Bruno Capra kritisiert, dass die Politik „den Ernst der Lage nicht kapiert“ habe. Er verweist exemplarisch auf den viel zu hoch angesetzter Grenzwert der Sieben-Tages-Inzidenz von 350, ab dem erst Schließungen von Clubs und Diskotheken möglich seien.
Prof. Dr. Sebastian Seiffert fügt ergänzend hinzu: "Grundsätzlich gilt doch: Wenn es in einer Krise Expertinnen und Experten gibt, deren Vorhersagen wiederholt und über lange Zeit durchweg eintreffen, dann sollten wir ihnen gut zuhören. Und die gibt es; und ihre Äußerungen dazu, was jetzt nötig ist, sind eindeutig."
Der vom Bundesverfassungsgericht eingeräumte Entscheidungsspielraum bleibt ungenutzt
Dr. Stefan Keppeler bemängelt, dass Infektionsschutz für Kinder offensichtlich eine zu geringe Rolle spielt: „Sowohl mit den bisher gültigen Regeln als auch mit den neuen MPK-Beschlüssen kann keine Landesregierung flächendeckend Distanzunterricht anordnen, egal bei welcher Inzidenz - nicht mal für die Woche vor Weihnachten“.
Thorsten Frühmark merkt dazu an: „Die Politik hat nach dem neuesten Urteil des Bundesverfassungsgerichts einen großen Entscheidungs¬spielraum zwischen Gesundheit und Bildung. Deutschland hat sich für die Wirtschaft entschieden.

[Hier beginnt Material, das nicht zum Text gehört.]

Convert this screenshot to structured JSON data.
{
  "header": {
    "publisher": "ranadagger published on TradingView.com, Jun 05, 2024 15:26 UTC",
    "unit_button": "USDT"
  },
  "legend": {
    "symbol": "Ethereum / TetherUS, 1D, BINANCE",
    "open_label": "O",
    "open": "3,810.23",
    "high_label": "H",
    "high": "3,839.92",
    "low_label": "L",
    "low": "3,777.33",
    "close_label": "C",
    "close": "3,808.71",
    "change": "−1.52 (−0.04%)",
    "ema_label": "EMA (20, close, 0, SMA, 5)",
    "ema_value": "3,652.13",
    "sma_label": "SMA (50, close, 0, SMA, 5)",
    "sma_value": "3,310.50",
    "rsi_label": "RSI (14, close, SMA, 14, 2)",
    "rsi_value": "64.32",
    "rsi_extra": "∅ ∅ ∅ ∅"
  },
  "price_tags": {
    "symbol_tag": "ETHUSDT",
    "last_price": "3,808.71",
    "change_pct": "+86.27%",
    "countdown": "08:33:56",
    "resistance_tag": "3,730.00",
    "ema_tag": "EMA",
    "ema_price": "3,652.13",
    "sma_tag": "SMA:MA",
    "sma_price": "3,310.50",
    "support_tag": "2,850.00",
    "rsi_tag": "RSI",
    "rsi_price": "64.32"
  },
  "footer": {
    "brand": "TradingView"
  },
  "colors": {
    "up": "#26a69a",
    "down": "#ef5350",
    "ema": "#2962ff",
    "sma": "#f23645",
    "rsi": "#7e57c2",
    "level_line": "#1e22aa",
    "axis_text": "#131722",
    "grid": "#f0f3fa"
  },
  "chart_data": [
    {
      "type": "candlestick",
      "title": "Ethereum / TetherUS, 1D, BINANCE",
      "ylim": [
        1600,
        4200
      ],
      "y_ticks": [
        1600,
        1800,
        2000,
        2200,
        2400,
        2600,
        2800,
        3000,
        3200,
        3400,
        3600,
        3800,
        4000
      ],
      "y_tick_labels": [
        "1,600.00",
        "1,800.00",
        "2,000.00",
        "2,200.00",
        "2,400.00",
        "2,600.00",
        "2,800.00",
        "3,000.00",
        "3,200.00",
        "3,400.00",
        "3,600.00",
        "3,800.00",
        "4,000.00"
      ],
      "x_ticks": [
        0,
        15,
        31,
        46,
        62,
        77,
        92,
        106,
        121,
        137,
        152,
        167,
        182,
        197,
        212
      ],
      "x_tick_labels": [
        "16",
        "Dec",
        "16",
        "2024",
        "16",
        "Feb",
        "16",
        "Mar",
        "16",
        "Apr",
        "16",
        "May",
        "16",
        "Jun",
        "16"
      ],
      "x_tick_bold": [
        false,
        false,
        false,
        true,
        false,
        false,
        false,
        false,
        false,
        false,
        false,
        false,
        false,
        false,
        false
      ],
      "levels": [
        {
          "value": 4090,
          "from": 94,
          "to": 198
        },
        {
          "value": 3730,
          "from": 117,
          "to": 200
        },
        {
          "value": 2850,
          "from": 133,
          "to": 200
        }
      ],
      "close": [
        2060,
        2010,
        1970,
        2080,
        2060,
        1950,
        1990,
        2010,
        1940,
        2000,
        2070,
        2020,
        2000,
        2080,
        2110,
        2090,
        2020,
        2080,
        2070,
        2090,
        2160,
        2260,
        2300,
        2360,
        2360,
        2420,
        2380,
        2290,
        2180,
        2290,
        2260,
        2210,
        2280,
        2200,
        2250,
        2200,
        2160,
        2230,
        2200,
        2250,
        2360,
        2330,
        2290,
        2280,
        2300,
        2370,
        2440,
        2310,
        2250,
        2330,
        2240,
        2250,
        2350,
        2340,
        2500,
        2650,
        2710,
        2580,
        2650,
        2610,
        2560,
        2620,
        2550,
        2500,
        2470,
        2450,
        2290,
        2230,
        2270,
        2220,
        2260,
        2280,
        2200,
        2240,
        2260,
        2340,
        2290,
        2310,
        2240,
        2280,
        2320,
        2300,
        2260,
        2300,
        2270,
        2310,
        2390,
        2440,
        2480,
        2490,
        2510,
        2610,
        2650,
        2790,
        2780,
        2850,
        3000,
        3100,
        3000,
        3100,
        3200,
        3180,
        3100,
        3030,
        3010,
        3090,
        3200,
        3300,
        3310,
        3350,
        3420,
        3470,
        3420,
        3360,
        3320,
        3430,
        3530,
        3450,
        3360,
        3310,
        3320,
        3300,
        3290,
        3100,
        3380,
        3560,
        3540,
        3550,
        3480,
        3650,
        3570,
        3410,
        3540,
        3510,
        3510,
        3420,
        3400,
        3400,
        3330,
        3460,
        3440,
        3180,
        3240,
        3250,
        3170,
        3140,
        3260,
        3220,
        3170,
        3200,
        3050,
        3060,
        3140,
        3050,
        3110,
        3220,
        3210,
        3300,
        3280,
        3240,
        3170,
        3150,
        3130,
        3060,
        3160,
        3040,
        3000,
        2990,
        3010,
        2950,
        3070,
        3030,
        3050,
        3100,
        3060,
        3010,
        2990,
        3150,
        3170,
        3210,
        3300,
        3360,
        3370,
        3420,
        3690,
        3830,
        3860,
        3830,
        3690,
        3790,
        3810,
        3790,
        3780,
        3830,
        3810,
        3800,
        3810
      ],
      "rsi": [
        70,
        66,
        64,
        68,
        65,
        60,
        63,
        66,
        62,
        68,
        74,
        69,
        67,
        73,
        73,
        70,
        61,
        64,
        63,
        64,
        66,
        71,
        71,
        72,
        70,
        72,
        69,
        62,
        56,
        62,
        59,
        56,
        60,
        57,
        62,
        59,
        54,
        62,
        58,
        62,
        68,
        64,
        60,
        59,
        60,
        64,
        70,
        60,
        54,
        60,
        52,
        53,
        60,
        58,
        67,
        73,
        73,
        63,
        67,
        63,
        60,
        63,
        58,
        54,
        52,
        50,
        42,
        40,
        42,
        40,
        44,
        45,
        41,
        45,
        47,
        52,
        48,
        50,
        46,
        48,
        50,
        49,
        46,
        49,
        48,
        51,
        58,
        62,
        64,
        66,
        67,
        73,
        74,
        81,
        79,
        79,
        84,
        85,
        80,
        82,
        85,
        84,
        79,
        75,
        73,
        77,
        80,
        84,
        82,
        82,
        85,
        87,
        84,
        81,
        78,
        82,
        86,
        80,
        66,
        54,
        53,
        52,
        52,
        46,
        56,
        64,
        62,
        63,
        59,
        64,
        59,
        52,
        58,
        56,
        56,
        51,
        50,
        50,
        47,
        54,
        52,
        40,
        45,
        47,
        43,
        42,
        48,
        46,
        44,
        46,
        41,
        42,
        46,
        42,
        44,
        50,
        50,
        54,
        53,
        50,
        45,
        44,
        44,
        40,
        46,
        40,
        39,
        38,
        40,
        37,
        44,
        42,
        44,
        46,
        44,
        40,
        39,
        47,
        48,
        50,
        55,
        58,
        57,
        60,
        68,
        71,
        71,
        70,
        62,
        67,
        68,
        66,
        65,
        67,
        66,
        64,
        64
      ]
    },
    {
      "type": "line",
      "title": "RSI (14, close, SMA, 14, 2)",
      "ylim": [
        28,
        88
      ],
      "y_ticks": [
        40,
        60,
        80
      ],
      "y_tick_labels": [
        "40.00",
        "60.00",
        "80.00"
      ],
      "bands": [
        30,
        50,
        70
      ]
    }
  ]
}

Es gibt keinen eigentlich jetzt in vielen Regionen notwendigen Wechselunterricht, nur damit Eltern arbeiten können.“
Stefan Hemler begrüßt die Absichtserklärungen zur Einrichtung eines Krisenstabs, kritisiert aber, dass sich die Bund-Länder-Strategie offenbar allein auf den Erfolg des Impfens verlasse. „Das ist angesichts von Omikron eine riskante Strategie. Wir brauchen im Anschluss an rasch wirksame Sofortmaßnahmen den Fokus auf eine dauerhafte Eindämmung der Pandemie. Hier vermisse ich – gerade mit Blick auf mögliche neue Herausforderungen mit Virusmutationen – die klare Ansage eines nachhaltigen Strategiewechsels“.
Kritik an SPD-Vorsitzender Saskia Esken wegen Terminabsage
Kritisiert wurde von den Initiator:innen des Offenen Briefs auch, dass weder Olaf Scholz noch die SPD-Vorsitzende Saskia Esken sich bisher zu einem Gespräch über den von mehr als 70.000 Menschen unterzeichneten Aufruf bereit gefunden haben, obgleich dies von Esken bereits zugesagt worden war.
Vor acht Tagen hatten die Initiator:innen ihren Offenen Brief der SPD-Vorsitzenden im Willy-Brandt-Haus übergeben (Infos zu der Aktion in Berlin: https://luftfilterjetzt.de/presse/2021/11/30-action.html). Als Ergänzung zu dem kurzen Übergabetermin am 25.11. hatte Esken einen baldiges Online-Gespräch mit der Gruppe vorgeschlagen, gestern aber ihre Zusage überraschend wieder zurückgezogen.